Typically, when pineapple comes to the party, teriyaki is close behind, but I figured if I was going to eat pineapple on a burger, it might as well be Aussie-style with "the lot"—pineapple, pickled beets, and a fried egg, among other things.
In San Diego, three restaurants (all related) serve Aussie-style burgers, though technically, they brand them as New Zealand-style, since the owners were inspired by Fergburger in Queenstown. Judging by my own research, there's a lot of overlap between the two countries when it comes to topping burgers with beets and pineapple. I hit up Queenstown Public House in Little Italy for my fix, but Bareback Grill in Pacific Beach and Raglan Public House in Ocean Beach both have a similar selection of burgers.

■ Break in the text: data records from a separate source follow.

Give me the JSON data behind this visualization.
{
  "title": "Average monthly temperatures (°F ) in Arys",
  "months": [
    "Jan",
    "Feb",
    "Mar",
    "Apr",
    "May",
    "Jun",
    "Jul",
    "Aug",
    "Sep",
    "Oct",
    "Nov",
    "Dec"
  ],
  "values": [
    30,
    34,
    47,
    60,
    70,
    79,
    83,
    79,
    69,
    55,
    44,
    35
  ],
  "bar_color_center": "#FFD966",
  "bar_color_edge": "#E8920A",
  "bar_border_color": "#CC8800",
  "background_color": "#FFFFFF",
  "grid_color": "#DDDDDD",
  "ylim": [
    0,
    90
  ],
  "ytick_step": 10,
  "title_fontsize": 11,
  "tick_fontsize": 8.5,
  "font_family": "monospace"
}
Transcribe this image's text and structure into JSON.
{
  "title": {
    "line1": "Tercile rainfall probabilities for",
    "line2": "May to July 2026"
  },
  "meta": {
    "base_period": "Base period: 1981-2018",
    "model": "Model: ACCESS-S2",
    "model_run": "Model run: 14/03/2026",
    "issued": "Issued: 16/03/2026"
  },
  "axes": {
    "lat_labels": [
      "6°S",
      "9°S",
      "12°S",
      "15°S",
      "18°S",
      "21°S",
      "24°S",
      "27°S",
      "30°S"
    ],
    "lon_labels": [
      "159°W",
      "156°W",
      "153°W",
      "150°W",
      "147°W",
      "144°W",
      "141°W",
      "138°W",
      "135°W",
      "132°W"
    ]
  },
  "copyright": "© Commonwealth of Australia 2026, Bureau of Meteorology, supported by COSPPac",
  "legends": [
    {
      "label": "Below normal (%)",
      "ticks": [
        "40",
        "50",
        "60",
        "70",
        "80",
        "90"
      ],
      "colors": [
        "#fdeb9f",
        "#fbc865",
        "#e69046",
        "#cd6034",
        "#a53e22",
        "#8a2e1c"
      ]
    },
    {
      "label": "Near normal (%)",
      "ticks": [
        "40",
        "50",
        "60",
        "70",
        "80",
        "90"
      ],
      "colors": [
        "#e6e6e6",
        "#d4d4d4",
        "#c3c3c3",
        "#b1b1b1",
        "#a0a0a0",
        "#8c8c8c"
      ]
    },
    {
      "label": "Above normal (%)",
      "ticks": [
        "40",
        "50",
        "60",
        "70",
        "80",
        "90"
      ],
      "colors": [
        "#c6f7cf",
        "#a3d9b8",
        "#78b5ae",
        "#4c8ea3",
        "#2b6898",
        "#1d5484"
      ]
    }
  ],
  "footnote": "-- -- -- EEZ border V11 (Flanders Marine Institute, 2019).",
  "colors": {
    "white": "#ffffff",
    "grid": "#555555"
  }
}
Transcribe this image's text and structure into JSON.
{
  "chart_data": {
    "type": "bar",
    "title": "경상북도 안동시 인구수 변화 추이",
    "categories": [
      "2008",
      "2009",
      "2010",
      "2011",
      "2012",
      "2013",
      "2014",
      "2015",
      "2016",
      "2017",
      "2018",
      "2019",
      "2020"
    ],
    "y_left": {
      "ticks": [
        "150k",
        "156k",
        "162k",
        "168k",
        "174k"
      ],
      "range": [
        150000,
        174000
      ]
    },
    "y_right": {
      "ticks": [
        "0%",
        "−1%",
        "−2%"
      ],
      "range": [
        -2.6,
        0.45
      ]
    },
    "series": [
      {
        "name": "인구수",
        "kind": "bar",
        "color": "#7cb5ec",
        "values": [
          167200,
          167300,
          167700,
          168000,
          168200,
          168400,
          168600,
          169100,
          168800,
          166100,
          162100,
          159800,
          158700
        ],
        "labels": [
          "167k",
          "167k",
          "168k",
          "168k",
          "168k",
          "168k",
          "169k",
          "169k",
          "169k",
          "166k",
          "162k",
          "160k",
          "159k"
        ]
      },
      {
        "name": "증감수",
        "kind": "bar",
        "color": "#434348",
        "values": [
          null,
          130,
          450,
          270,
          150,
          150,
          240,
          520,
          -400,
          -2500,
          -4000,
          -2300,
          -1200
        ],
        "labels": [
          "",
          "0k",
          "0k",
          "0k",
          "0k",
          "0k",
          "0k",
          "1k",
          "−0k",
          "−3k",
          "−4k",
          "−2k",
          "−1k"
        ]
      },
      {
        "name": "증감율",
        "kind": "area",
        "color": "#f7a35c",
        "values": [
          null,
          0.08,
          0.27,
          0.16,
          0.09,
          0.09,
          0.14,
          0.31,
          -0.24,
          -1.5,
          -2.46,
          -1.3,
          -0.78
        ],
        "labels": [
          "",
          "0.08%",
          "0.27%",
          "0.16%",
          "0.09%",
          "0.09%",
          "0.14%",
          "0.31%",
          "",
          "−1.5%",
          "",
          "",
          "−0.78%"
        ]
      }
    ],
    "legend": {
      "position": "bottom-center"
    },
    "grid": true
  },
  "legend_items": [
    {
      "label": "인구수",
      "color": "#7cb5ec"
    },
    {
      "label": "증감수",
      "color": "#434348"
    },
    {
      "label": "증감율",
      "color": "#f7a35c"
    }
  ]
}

If you want your burger fully loaded, the easiest way to achieve that is to add pineapple to the Shelia's Cracked ($13). It'll cost you an extra buck, but you'll end up with a burger patty stacked with a fried egg, pickled beets, pineapple, melted Edam cheese, aioli, tomato chutney, and vegetable roughage (lettuce, tomato, and red onion) on a toasted focaccia bun.
The burger might sound like a crazy combination of way too many elements all jostling for superiority, and if that was true, I would not hesitate to call it out, but the truth is it's not a disaster; it's a magical mess. Your hands will get messy. Your face and pants might also. Know that going in, be ready with napkins, and you'll be fine...better than fine, really, because the toppings don't just work together, they play off each others' strengths.
The pineapple sings the loudest. It's right out front, blasting your taste buds with sweet and acidic flavors. Next, the beets and tomato chutney (BBG sauce) come in, introducing some earthy and smoky flavors. Rounding out the bite is the runny egg yolk, thick blanket of Edam cheese, and aioli, all of which bring a fatty depth to the burger. There's tomato, onion, and lettuce, too, but my advice is to ditch them. They're superfluous and only serve to make the burger more unwieldy.
Stacked among all the fruit, vegetables, and sauces is a thick beef patty, grilled to your liking. I thought mine was lacking in the char department, but it was still tender and juicy, with a subtly funky flavor. You can swap out the beef for a housemade black bean patty or grilled chicken.
Burgers come à la carte, and even though fries aren't remotely necessary with a burger this big, it's still a good idea to order some sweet potato (aka kumara) fries ($4.90) to share. They're crisp, flaky, and topped with sea salt and mild blue cheese. Be sure to douse them with roasted red pepper or wasabi aioli prior to digging in.
Aussie-style burgers probably aren't the first choice of purists, but even so, this is the type of bucket-list burger every burger lover should try at least once.